Killing a tree every year was never part of the Yule celebration, only decorating one outdoors.  For one thing, there was no room in the huts that families shared for a tree, and the idea of killing an evergreen at that time of year was like heresy.  Gift giving was not a given, (ha ha) but no one was expecting anything.  An article that someone has worked on for hours has that persons energy in it, and it has power emotionally.  Simply handing out gifts would have diminished the impact that gifts had, I believe.

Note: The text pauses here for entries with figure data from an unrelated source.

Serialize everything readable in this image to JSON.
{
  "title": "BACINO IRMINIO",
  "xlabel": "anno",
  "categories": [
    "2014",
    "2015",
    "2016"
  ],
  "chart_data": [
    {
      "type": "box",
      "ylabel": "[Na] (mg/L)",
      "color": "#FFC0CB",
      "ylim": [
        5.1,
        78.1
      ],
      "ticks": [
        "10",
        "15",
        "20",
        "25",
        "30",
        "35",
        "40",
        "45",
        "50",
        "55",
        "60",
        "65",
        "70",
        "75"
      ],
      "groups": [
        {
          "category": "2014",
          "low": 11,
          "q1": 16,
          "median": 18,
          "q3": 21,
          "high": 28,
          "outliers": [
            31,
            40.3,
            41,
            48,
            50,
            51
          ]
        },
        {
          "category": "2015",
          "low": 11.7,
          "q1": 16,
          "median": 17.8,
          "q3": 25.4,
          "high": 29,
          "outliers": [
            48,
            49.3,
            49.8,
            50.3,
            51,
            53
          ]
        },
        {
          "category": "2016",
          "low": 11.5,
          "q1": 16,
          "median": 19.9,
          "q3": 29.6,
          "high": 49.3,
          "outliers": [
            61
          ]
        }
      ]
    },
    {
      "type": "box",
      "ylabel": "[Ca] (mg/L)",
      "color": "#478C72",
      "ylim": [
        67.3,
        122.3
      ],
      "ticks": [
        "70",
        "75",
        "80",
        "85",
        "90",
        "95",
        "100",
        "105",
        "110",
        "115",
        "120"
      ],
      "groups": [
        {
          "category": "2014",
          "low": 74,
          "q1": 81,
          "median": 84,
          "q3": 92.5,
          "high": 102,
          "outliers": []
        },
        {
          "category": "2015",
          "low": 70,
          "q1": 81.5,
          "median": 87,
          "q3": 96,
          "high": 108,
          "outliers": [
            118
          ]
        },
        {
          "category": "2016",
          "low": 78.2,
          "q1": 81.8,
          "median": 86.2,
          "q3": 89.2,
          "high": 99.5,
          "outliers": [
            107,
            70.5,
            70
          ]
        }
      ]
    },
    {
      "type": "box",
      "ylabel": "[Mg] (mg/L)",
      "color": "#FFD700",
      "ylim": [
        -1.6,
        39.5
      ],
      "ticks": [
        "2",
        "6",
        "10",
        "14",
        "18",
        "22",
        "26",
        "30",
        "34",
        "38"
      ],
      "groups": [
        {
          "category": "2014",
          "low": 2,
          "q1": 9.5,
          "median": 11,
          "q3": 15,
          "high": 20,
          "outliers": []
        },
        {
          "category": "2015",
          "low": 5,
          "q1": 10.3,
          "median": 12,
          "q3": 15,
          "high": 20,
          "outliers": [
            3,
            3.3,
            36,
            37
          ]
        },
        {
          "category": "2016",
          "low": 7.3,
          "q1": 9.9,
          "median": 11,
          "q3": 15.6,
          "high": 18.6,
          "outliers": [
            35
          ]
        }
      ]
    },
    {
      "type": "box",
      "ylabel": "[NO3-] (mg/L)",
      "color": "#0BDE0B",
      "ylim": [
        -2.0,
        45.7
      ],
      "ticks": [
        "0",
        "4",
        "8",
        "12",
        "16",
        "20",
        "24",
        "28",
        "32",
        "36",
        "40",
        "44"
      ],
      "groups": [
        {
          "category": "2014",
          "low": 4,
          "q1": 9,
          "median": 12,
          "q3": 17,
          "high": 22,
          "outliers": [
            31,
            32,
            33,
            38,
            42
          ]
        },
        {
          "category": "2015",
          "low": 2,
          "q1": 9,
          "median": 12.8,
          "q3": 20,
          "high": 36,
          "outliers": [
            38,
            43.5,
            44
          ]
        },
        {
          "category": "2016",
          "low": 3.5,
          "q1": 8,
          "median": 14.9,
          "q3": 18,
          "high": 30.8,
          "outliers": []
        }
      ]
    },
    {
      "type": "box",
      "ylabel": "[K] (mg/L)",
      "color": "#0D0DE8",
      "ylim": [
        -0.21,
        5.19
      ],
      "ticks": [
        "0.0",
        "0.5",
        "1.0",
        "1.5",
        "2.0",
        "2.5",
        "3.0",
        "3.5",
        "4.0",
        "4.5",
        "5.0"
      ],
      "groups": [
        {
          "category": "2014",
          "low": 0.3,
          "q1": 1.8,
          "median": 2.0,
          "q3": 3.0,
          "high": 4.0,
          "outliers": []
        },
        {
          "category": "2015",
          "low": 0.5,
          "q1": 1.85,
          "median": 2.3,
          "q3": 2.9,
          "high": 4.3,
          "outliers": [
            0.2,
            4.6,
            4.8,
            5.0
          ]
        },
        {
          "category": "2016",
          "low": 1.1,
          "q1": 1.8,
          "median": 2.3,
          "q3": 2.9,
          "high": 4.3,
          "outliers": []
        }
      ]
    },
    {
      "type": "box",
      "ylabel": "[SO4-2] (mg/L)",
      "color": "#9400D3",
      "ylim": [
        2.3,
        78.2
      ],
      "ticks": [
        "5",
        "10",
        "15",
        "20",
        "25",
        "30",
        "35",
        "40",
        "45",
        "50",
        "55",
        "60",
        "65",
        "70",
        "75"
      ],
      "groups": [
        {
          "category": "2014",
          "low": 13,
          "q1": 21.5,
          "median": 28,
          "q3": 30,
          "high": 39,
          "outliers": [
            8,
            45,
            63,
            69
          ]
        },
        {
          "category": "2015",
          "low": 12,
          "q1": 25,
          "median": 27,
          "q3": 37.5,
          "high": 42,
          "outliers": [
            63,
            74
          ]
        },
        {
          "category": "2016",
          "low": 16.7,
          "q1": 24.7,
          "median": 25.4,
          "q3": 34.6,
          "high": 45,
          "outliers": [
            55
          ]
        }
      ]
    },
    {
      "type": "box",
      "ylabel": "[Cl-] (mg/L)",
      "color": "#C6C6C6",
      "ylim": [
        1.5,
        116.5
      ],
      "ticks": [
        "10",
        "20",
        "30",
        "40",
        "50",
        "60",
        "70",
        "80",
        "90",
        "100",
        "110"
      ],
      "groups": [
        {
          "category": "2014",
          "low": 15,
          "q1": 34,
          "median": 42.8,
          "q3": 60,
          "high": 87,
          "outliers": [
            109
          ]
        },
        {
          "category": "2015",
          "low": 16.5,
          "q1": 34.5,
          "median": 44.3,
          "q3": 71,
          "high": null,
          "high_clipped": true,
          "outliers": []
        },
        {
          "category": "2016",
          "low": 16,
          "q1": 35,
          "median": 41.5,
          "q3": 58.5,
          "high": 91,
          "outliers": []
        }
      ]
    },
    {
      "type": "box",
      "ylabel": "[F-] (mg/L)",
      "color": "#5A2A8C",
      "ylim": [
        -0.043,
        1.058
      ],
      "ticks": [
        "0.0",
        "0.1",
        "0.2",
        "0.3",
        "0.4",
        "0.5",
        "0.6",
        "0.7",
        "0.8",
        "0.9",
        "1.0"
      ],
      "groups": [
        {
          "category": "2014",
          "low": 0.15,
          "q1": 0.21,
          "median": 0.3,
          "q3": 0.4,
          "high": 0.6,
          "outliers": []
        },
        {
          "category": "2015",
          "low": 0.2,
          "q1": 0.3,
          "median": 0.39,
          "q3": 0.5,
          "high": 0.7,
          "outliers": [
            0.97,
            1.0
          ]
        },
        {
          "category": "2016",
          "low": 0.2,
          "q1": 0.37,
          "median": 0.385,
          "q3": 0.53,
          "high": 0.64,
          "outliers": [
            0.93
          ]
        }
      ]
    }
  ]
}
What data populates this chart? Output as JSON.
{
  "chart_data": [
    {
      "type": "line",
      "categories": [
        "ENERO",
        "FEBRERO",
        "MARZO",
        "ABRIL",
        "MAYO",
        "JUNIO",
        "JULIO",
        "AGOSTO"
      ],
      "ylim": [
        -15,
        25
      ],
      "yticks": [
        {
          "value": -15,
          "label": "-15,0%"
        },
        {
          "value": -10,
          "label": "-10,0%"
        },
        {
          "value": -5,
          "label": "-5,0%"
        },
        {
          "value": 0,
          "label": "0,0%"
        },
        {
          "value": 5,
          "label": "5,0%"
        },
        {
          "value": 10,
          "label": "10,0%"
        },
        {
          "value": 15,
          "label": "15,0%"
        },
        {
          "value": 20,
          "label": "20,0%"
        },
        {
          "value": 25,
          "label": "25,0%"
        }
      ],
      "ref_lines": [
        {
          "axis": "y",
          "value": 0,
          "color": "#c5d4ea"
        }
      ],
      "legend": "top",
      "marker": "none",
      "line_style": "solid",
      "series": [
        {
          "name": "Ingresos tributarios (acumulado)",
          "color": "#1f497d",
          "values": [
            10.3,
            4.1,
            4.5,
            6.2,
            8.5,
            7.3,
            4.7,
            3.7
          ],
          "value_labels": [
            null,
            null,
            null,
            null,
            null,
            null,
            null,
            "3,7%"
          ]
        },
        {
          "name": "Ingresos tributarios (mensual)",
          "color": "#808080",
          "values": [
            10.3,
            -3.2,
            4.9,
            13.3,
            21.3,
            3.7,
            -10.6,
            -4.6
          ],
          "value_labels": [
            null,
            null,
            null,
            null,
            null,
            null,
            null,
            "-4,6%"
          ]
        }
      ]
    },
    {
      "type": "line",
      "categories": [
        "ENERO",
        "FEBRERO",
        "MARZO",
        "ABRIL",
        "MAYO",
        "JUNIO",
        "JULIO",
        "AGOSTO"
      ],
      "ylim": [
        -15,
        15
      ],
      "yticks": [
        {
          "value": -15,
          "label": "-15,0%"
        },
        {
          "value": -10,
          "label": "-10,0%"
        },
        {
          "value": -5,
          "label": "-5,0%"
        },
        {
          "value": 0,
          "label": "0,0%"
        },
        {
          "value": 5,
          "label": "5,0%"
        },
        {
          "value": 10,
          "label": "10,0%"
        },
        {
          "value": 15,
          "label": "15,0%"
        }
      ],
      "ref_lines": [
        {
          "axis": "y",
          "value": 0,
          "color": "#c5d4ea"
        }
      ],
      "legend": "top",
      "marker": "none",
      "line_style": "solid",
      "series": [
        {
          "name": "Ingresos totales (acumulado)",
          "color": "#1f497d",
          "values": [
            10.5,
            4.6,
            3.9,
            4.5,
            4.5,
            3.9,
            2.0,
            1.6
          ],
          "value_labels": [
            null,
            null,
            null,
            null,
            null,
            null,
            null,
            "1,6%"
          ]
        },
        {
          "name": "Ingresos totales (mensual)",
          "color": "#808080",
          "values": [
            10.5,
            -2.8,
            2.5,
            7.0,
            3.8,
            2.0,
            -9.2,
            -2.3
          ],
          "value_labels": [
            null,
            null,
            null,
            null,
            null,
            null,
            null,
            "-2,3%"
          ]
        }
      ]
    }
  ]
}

because the celebration of the Yule was so deeply ingrained in the native population of Western Europe, the Christian church gave up trying to stop the celebration, and incorporated it into the Christian calander.  Because the populous believed that the Sun was reborn at the solstice, the church held that the Son was born at that time.  (This in spite of it being generally believed by scholars at the time that Christ was born during the Spring or Summer.)  The emphasis was placed on the religious meaning of the Christian celebration, and the Yule was not mentioned.

To me, Christmas has come to represent the worst of American culture, with Greed being the major offender, followed by Materialism.  People have been lead to believe that the celebration goes on before the fact, not after, so that they will buy more.  I embrace the Yule, because it does not have the materialistic trappings, and it spans the time when it is first noticeable that the days are getting longer.  That is the promise of another Spring, and Life returning.  That, to me, is the Reason For The Season.